School District Liability: Special Needs Students
Jennifer C. v. Los Angeles Unified School District, (2nd District, December 8, 2008) 168 Cal. App. 4th 1320, 86 Cal.Rptr.3d 274, 2008 WL 5122998
A 14-year-old special needs student who was sexually assaulted on school grounds during a lunch break filed an action against the school district, alleging negligent supervision and maintenance of a dangerous condition of public property. The plaintiff contended that while “mainstreamed” and allowed to interact with the general education student body, she was assaulted by another special needs student who took her to a hidden alcove underneath a stairway.
The school district moved for summary judgment, arguing that as a matter of law the plaintiff would have to demonstrate that the same type of conduct or victimization had previously occurred on the campus before there could be a finding of foreseeability. The trial court granted summary judgment, but the court of appeal reversed, holding that the absence of prior similar incidents was not a bar to a finding of liability:
“When an injury occurs despite a defendant’s efforts to provide security or supervision, it is relatively easy to claim that, ipso facto, the security or supervision provided was ineffective. Without more, such claims fail.” (Thompson v. Sacramento Unified School Dist. (2003) 107 Cal.App.4th 1332, 1370.) Here, there is “more.” Given the unique vulnerability of “special needs” students, it is foreseeable that they may be victimized by other students. Where school officials allow a hidden area to be maintained on campus, it is foreseeable that other students may use the hiding place to take advantage of a “special needs” student. School officials were on constructive notice that this hidden alcove was a potential place for victimization, i.e. a “problem area.” . . .
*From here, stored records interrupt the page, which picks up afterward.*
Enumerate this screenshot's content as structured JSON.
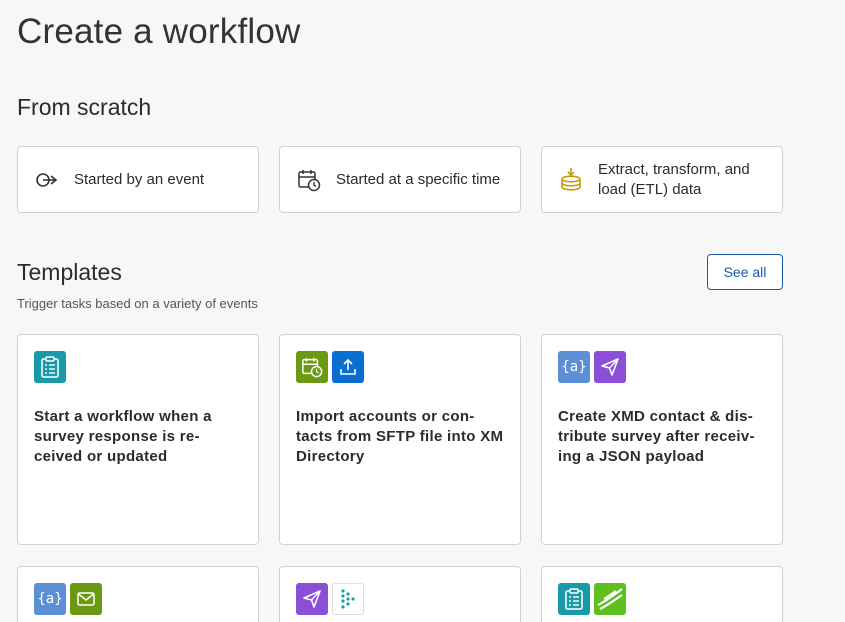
{
  "page": {
    "title": "Create a workflow"
  },
  "scratch": {
    "heading": "From scratch",
    "cards": [
      {
        "label": "Started by an event",
        "icon": "event-arrow-icon"
      },
      {
        "label": "Started at a specific time",
        "icon": "calendar-clock-icon"
      },
      {
        "label": "Extract, transform, and load (ETL) data",
        "icon": "database-download-icon"
      }
    ]
  },
  "templates": {
    "heading": "Templates",
    "subtitle": "Trigger tasks based on a variety of events",
    "see_all_label": "See all",
    "cards": [
      {
        "title": "Start a workflow when a survey response is re-ceived or updated",
        "icons": [
          "survey-clipboard-icon"
        ]
      },
      {
        "title": "Import accounts or con-tacts from SFTP file into XM Directory",
        "icons": [
          "calendar-clock-icon",
          "upload-icon"
        ]
      },
      {
        "title": "Create XMD contact & dis-tribute survey after receiv-ing a JSON payload",
        "icons": [
          "json-braces-icon",
          "send-plane-icon"
        ]
      },
      {
        "title": "",
        "icons": [
          "json-braces-icon",
          "email-icon"
        ]
      },
      {
        "title": "",
        "icons": [
          "send-plane-icon",
          "zendesk-like-icon"
        ]
      },
      {
        "title": "",
        "icons": [
          "survey-clipboard-icon",
          "brand-swoosh-icon"
        ]
      }
    ]
  },
  "colors": {
    "teal": "#1a9aa6",
    "olive": "#6b9a12",
    "blue": "#0a6ed1",
    "json_blue": "#5b8fd6",
    "purple": "#8a4fd6",
    "green_swoosh": "#5fbf1e",
    "primary": "#1a5aa6"
  }
}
The types of victimization of a “special needs” child are only limited by the imagination of the “victimizer.” This could include teasing, harassment, assault, battery, sexual assault, taking lunch money, or robbery. In this context, it is the “special needs” student’s vulnerability to all of the above that gives rise to the duty to adequately supervise and to eliminate hidden areas where victimization can occur.
. . .
A “special needs” child at public schools needs help and protection. We believe school officials, in theory, would agree with this unremarkable statement. But, in our view, they may need an incentive to drive compliance with the duty to provide adequate supervision. Our ruling today provides that incentive. We hold that maintenance of a hiding place where a “special needs” child can be victimized satisfies the foreseeability factor of the duty analysis even in the absence of prior similar occurrences.”